Coroutines and Generators
The coroutine is the building block of concurrency in Zolo. With
coroutine.create, coroutine.resume, and coroutine.yield you can suspend
and resume functions arbitrarily — no OS threads, no data locks.
The lifecycle is simple: suspended → running → suspended (at each
yield) → dead (when the body returns).
Creation, resume with and without arguments, and status inspection with coroutine.status.
// Feature: Coroutines (create / resume / yield)
// Syntax: `coroutine.create(fn)`, `coroutine.resume(co)`, `coroutine.yield(v)`
// When to use: lightweight state machines, pause and resume work,
// pull-based pipelines, simulating threads without OS threads.
//
// A coroutine is a suspended function. Calling `resume` runs it
// until the next `yield` (or return). Each `yield` "pushes"
// a value back to whoever called `resume`.
use std::coroutine
// Simple coroutine — produces three values and ends.
let co = coroutine.create(|| {
coroutine.yield("first")
coroutine.yield("second")
coroutine.yield("third")
})
print(coroutine.resume(co)) // first
print(coroutine.resume(co)) // second
print(coroutine.resume(co)) // third
print(coroutine.status(co)) // dead
// Coroutine with arguments — `resume` passes, `yield` returns.
let echo = coroutine.create(|x: int| {
var n = x
while n > 0 {
coroutine.yield(n)
n = n - 1
}
})
print(coroutine.resume(echo, 3)) // 3
print(coroutine.resume(echo)) // 2
print(coroutine.resume(echo)) // 1
// Status: "suspended" before the first resume, "dead" after it returns.
let lazy = coroutine.create(|| {
coroutine.yield(42)
})
print(coroutine.status(lazy)) // suspended
coroutine.resume(lazy)
print(coroutine.status(lazy)) // suspended (still has a pending yield)
coroutine.resume(lazy) // finishes the body
print(coroutine.status(lazy)) // dead
Generators (fn*) are a syntactic sugar layer on top of coroutines aimed
at lazy sequences. The function returns a handle that, when called, advances to
the next yield. When the body finishes, it returns nil.

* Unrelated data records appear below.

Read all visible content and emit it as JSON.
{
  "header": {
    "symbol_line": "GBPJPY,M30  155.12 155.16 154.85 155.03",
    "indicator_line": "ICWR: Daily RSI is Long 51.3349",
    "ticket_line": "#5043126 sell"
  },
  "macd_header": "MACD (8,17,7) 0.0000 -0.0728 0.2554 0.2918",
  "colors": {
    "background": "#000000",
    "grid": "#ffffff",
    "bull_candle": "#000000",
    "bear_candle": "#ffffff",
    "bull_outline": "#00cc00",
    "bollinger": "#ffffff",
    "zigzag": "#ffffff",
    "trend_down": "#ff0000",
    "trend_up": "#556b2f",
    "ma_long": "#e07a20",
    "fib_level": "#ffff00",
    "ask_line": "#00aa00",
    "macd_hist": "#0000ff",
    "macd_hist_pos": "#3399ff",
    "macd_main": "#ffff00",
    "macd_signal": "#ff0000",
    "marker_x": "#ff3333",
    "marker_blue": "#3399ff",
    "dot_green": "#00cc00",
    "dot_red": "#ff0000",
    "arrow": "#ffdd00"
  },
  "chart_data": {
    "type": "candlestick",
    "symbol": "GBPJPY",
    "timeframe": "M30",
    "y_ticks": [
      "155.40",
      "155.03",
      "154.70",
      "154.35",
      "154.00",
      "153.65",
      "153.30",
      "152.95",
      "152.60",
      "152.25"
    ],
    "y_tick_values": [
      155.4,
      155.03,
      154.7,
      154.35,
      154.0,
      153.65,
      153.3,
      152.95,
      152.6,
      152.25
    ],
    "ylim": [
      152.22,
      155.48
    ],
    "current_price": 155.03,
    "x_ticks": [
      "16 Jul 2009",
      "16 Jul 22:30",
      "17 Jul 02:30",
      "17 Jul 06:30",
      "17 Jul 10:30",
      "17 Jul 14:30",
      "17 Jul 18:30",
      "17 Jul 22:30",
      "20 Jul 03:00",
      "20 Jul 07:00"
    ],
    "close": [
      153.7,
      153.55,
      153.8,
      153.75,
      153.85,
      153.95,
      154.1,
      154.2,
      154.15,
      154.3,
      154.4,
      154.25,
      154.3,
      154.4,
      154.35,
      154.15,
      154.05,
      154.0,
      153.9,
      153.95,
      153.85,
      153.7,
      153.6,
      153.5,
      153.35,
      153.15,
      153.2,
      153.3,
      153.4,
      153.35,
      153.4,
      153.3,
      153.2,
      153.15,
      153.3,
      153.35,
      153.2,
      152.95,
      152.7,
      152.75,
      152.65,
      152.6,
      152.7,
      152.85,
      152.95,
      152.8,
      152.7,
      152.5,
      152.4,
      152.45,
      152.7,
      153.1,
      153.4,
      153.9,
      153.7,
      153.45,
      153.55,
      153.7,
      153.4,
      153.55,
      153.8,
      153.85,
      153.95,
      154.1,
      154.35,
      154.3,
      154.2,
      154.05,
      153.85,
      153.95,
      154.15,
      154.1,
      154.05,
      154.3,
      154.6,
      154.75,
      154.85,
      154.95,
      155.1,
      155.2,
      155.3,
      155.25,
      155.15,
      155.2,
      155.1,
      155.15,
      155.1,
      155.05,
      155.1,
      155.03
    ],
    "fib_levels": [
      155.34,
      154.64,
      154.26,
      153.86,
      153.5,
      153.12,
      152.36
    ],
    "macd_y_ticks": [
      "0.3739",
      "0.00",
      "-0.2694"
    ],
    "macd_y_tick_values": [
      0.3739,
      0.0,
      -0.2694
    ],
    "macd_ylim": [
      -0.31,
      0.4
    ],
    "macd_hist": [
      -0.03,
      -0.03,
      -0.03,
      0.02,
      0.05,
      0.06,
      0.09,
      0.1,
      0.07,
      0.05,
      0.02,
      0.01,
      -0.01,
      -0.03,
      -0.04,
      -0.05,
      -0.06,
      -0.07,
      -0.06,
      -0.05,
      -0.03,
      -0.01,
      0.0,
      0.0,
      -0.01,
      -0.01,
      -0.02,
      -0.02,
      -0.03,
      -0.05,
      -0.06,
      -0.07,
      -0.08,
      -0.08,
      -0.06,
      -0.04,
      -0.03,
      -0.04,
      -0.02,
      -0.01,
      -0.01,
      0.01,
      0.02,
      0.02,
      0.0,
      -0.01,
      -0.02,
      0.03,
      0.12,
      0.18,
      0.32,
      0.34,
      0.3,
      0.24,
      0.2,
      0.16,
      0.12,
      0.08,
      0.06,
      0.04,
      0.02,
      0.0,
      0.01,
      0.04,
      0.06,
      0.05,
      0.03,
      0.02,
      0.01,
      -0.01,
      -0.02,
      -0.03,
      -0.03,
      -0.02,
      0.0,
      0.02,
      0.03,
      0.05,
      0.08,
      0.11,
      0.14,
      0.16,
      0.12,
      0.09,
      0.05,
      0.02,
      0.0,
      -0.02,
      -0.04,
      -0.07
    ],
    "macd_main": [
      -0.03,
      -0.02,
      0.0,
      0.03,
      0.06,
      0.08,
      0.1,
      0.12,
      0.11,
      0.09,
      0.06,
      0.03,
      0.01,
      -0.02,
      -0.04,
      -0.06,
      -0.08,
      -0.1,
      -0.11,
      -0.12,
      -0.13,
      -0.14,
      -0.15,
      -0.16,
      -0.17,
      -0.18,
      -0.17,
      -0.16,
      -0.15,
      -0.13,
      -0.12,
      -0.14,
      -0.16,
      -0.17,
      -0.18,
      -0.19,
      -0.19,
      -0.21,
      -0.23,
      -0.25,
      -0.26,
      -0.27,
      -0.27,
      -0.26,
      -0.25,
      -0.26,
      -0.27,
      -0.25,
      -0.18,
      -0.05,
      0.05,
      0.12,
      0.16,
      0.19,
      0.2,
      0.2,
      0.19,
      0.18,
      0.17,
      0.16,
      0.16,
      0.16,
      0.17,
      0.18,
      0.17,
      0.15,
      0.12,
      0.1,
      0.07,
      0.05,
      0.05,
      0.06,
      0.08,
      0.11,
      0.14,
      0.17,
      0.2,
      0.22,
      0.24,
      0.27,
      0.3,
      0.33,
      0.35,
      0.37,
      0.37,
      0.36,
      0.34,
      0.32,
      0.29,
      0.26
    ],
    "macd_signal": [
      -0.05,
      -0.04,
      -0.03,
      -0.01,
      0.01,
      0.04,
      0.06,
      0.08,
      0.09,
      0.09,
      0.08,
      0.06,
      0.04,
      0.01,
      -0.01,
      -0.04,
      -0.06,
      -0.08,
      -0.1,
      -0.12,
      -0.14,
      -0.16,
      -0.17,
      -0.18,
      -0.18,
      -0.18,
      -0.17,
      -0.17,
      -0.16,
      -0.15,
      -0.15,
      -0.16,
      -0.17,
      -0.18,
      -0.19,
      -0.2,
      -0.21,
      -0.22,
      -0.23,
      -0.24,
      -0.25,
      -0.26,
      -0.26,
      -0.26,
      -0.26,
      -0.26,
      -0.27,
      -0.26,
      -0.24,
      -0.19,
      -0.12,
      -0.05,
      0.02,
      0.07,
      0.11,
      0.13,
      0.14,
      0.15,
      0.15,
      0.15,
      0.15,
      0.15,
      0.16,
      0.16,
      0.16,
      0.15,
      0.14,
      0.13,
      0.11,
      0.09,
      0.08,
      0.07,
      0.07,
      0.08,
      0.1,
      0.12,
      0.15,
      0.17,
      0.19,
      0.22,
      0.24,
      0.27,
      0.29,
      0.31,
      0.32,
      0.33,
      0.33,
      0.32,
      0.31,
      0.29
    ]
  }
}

This allows infinite sequences: work only happens when the caller asks for the next value.
Finite generator, infinite Fibonacci, string generator, and a generator+filter pipeline.
// Feature: Generators (`fn*`) with yield
// Syntax: `fn* name(params) { yield expr }`
// When to use: lazy/infinite sequences, streams, pipelines where
// we do not want to materialize everything in memory.
//
// A generator is a function that produces values on demand. Each
// call to the returned handle advances to the next `yield`. When
// the function ends, it returns `nil`.
// Finite generator.
fn* counter(limit: int) {
var i = 0
while i < limit {
yield i
i += 1
}
}
let gen = counter(4)
print(gen()) // 0
print(gen()) // 1
print(gen()) // 2
print(gen()) // 3
print(gen()) // nil (exhausted)
// INFINITE generator — possible because it is lazy.
fn* fibonacci() {
var a = 0
var b = 1
loop {
yield a
let temp = a + b
a = b
b = temp
}
}
let fib = fibonacci()
for i in 0..8 {
print("fib({i}) = {fib()}")
}
// expected: fib(0) = 0 ... fib(7) = 13
// String generator — any type works.
fn* statuses() {
yield "loading"
yield "ready"
yield "done"
}
let st = statuses()
var s = st()
while s != nil {
print("status: {s}")
s = st()
}
// Pipeline: generator + filter.
fn* range_step(start: int, stop: int, step: int) {
var i = start
while i < stop {
yield i
i += step
}
}
let evens = range_step(0, 10, 2)
var v = evens()
while v != nil {
print("even: {v}")
v = evens()
}
Challenge
Write a generator fn* primes() that yields prime numbers indefinitely.
Use a manual take to print the first 10.